Buol Regency () is a regency (second-level administrative division) of Central Sulawesi Province of Indonesia. It covers an area of 4,043.57 km2, and had a population of 132,330 at the 2010 Census; and 145,254 (comprising 74,624 males and 70,630 females) at the 2020 Census; the official estimate as at mid 2021 was 146,628. The administrative centre is the town of Buol, in Biau District.

Administration 
The Buol Regency was divided at 2020 into eleven districts (kecamatan), tabulated below with their areas and their populations at the 2010 Census and 2020 Census, together with the official estimates as at mid 2021. The table includes the locations of the district administrative centres, the number of administrative villages in each district (108 rural desa and 7 urban kelurahan in total), and its postal code.

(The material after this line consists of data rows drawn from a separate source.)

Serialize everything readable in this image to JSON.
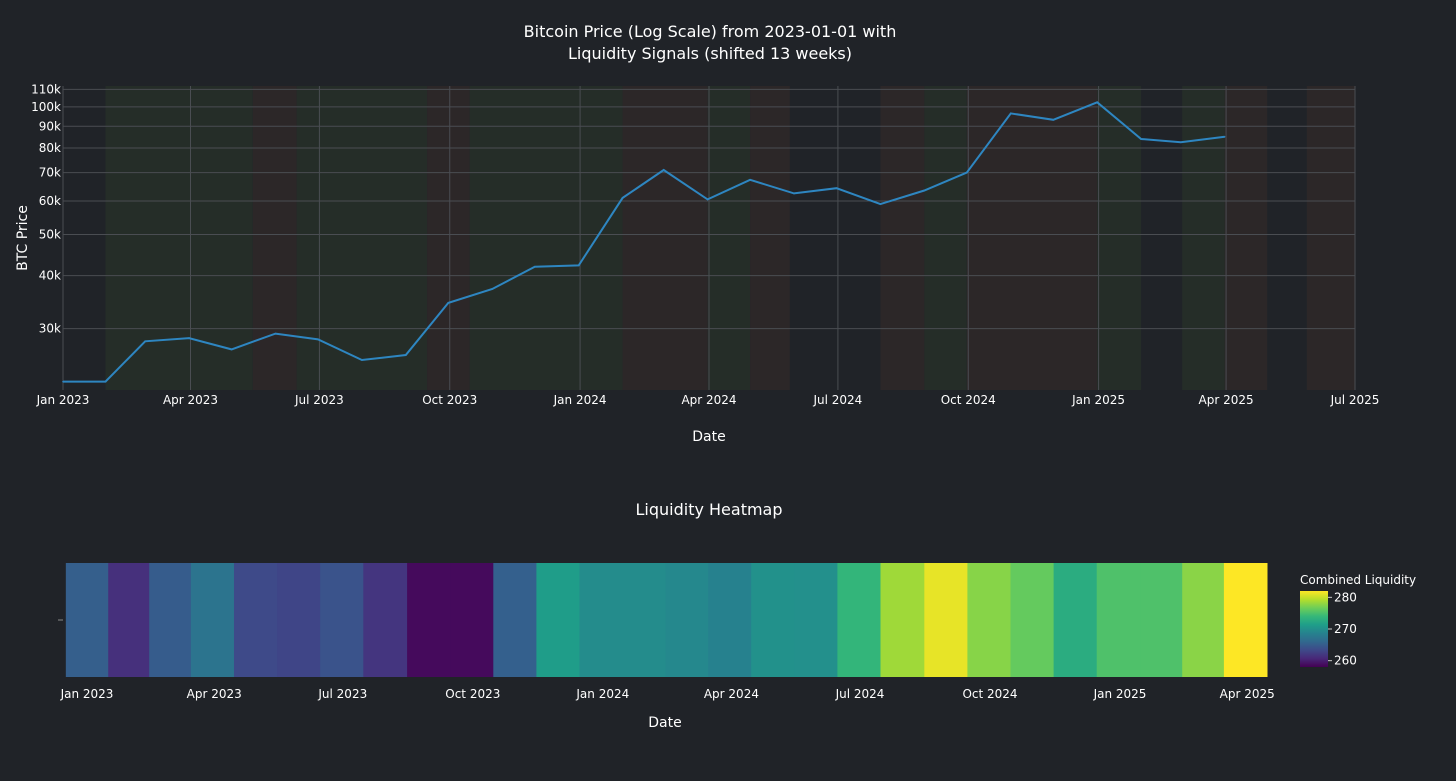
{
  "chart_data": [
    {
      "type": "line",
      "title_line1": "Bitcoin Price (Log Scale) from 2023-01-01 with",
      "title_line2": "Liquidity Signals (shifted 13 weeks)",
      "xlabel": "Date",
      "ylabel": "BTC Price",
      "y_scale": "log",
      "ylim": [
        21500,
        112000
      ],
      "xlim": [
        "2023-01-01",
        "2025-07-01"
      ],
      "x_ticks": [
        {
          "date": "2023-01-01",
          "label": "Jan 2023"
        },
        {
          "date": "2023-04-01",
          "label": "Apr 2023"
        },
        {
          "date": "2023-07-01",
          "label": "Jul 2023"
        },
        {
          "date": "2023-10-01",
          "label": "Oct 2023"
        },
        {
          "date": "2024-01-01",
          "label": "Jan 2024"
        },
        {
          "date": "2024-04-01",
          "label": "Apr 2024"
        },
        {
          "date": "2024-07-01",
          "label": "Jul 2024"
        },
        {
          "date": "2024-10-01",
          "label": "Oct 2024"
        },
        {
          "date": "2025-01-01",
          "label": "Jan 2025"
        },
        {
          "date": "2025-04-01",
          "label": "Apr 2025"
        },
        {
          "date": "2025-07-01",
          "label": "Jul 2025"
        }
      ],
      "y_ticks": [
        {
          "value": 30000,
          "label": "30k"
        },
        {
          "value": 40000,
          "label": "40k"
        },
        {
          "value": 50000,
          "label": "50k"
        },
        {
          "value": 60000,
          "label": "60k"
        },
        {
          "value": 70000,
          "label": "70k"
        },
        {
          "value": 80000,
          "label": "80k"
        },
        {
          "value": 90000,
          "label": "90k"
        },
        {
          "value": 100000,
          "label": "100k"
        },
        {
          "value": 110000,
          "label": "110k"
        }
      ],
      "grid": true,
      "line_color": "#2e86c1",
      "series": [
        {
          "x": [
            "2023-01-01",
            "2023-01-31",
            "2023-02-28",
            "2023-03-31",
            "2023-04-30",
            "2023-05-31",
            "2023-06-30",
            "2023-07-31",
            "2023-08-31",
            "2023-09-30",
            "2023-10-31",
            "2023-11-30",
            "2023-12-31",
            "2024-01-31",
            "2024-02-29",
            "2024-03-31",
            "2024-04-30",
            "2024-05-31",
            "2024-06-30",
            "2024-07-31",
            "2024-08-31",
            "2024-09-30",
            "2024-10-31",
            "2024-11-30",
            "2024-12-31",
            "2025-01-31",
            "2025-02-28",
            "2025-03-31"
          ],
          "values": [
            22500,
            22500,
            28000,
            28500,
            26800,
            29200,
            28300,
            25300,
            26000,
            34500,
            37200,
            42000,
            42300,
            61000,
            71000,
            60500,
            67300,
            62500,
            64300,
            59000,
            63500,
            70000,
            96500,
            93200,
            102500,
            84000,
            82500,
            85000
          ]
        }
      ],
      "signal_bands": [
        {
          "start": "2023-01-31",
          "end": "2023-05-15",
          "signal": "positive",
          "color": "#252d28"
        },
        {
          "start": "2023-05-15",
          "end": "2023-06-15",
          "signal": "negative",
          "color": "#2c2728"
        },
        {
          "start": "2023-06-15",
          "end": "2023-09-15",
          "signal": "positive",
          "color": "#252d28"
        },
        {
          "start": "2023-09-15",
          "end": "2023-10-15",
          "signal": "negative",
          "color": "#2c2728"
        },
        {
          "start": "2023-10-15",
          "end": "2024-01-31",
          "signal": "positive",
          "color": "#252d28"
        },
        {
          "start": "2024-01-31",
          "end": "2024-03-31",
          "signal": "negative",
          "color": "#2c2728"
        },
        {
          "start": "2024-03-31",
          "end": "2024-04-30",
          "signal": "positive",
          "color": "#252d28"
        },
        {
          "start": "2024-04-30",
          "end": "2024-05-28",
          "signal": "negative",
          "color": "#2c2728"
        },
        {
          "start": "2024-07-31",
          "end": "2024-08-31",
          "signal": "negative",
          "color": "#2c2728"
        },
        {
          "start": "2024-08-31",
          "end": "2024-09-30",
          "signal": "positive",
          "color": "#252d28"
        },
        {
          "start": "2024-09-30",
          "end": "2024-12-31",
          "signal": "negative",
          "color": "#2c2728"
        },
        {
          "start": "2024-12-31",
          "end": "2025-01-31",
          "signal": "positive",
          "color": "#252d28"
        },
        {
          "start": "2025-03-01",
          "end": "2025-03-31",
          "signal": "positive",
          "color": "#252d28"
        },
        {
          "start": "2025-03-31",
          "end": "2025-04-30",
          "signal": "negative",
          "color": "#2c2728"
        },
        {
          "start": "2025-05-28",
          "end": "2025-07-01",
          "signal": "negative",
          "color": "#2c2728"
        }
      ]
    },
    {
      "type": "heatmap",
      "title": "Liquidity Heatmap",
      "xlabel": "Date",
      "colorbar_title": "Combined Liquidity",
      "colorbar_range": [
        258,
        282
      ],
      "colorbar_ticks": [
        260,
        270,
        280
      ],
      "colorscale": "viridis",
      "xlim": [
        "2022-12-15",
        "2025-04-15"
      ],
      "x_ticks": [
        {
          "date": "2023-01-01",
          "label": "Jan 2023"
        },
        {
          "date": "2023-04-01",
          "label": "Apr 2023"
        },
        {
          "date": "2023-07-01",
          "label": "Jul 2023"
        },
        {
          "date": "2023-10-01",
          "label": "Oct 2023"
        },
        {
          "date": "2024-01-01",
          "label": "Jan 2024"
        },
        {
          "date": "2024-04-01",
          "label": "Apr 2024"
        },
        {
          "date": "2024-07-01",
          "label": "Jul 2024"
        },
        {
          "date": "2024-10-01",
          "label": "Oct 2024"
        },
        {
          "date": "2025-01-01",
          "label": "Jan 2025"
        },
        {
          "date": "2025-04-01",
          "label": "Apr 2025"
        }
      ],
      "x": [
        "2023-01-01",
        "2023-01-31",
        "2023-02-28",
        "2023-03-31",
        "2023-04-30",
        "2023-05-31",
        "2023-06-30",
        "2023-07-31",
        "2023-08-31",
        "2023-09-30",
        "2023-10-31",
        "2023-11-30",
        "2023-12-31",
        "2024-01-31",
        "2024-02-29",
        "2024-03-31",
        "2024-04-30",
        "2024-05-31",
        "2024-06-30",
        "2024-07-31",
        "2024-08-31",
        "2024-09-30",
        "2024-10-31",
        "2024-11-30",
        "2024-12-31",
        "2025-01-31",
        "2025-02-28",
        "2025-03-31"
      ],
      "values": [
        265.2,
        261.3,
        265.0,
        267.2,
        263.4,
        263.0,
        264.2,
        261.7,
        258.6,
        258.6,
        265.3,
        271.2,
        269.6,
        269.6,
        269.2,
        268.6,
        270.1,
        270.0,
        273.8,
        278.5,
        281.2,
        277.6,
        276.2,
        272.8,
        275.2,
        275.2,
        277.7,
        282.0
      ]
    }
  ]
}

Notes: (a) comprising all 7 kelurahan (urban villages). (b) including seven offshore islands.

Demography
The Buol-speaking people live in the districts which now comprise the Buol regency (in Central Sulawesi Province) which borders the Gorontalo province. Formerly mountain dwellers, the Buol now live in scattered villages on the central part of the northern peninsula, to the north-west of the Gorontalo province. The history of the Buol region is one of the rise and fall of small kingdoms and their occasional confederation into larger entities for defense and conquest. Sometimes, the Buol people are treated as a subgroup of the Gorontalo people group due to cultural and linguistic similarities. The Buol language is part of a larger linguistic grouping called the Gorontalic family which also includes the Bintauna, Kaidipang, Bolango, Gorontalo, Lolak and Suwawa languages.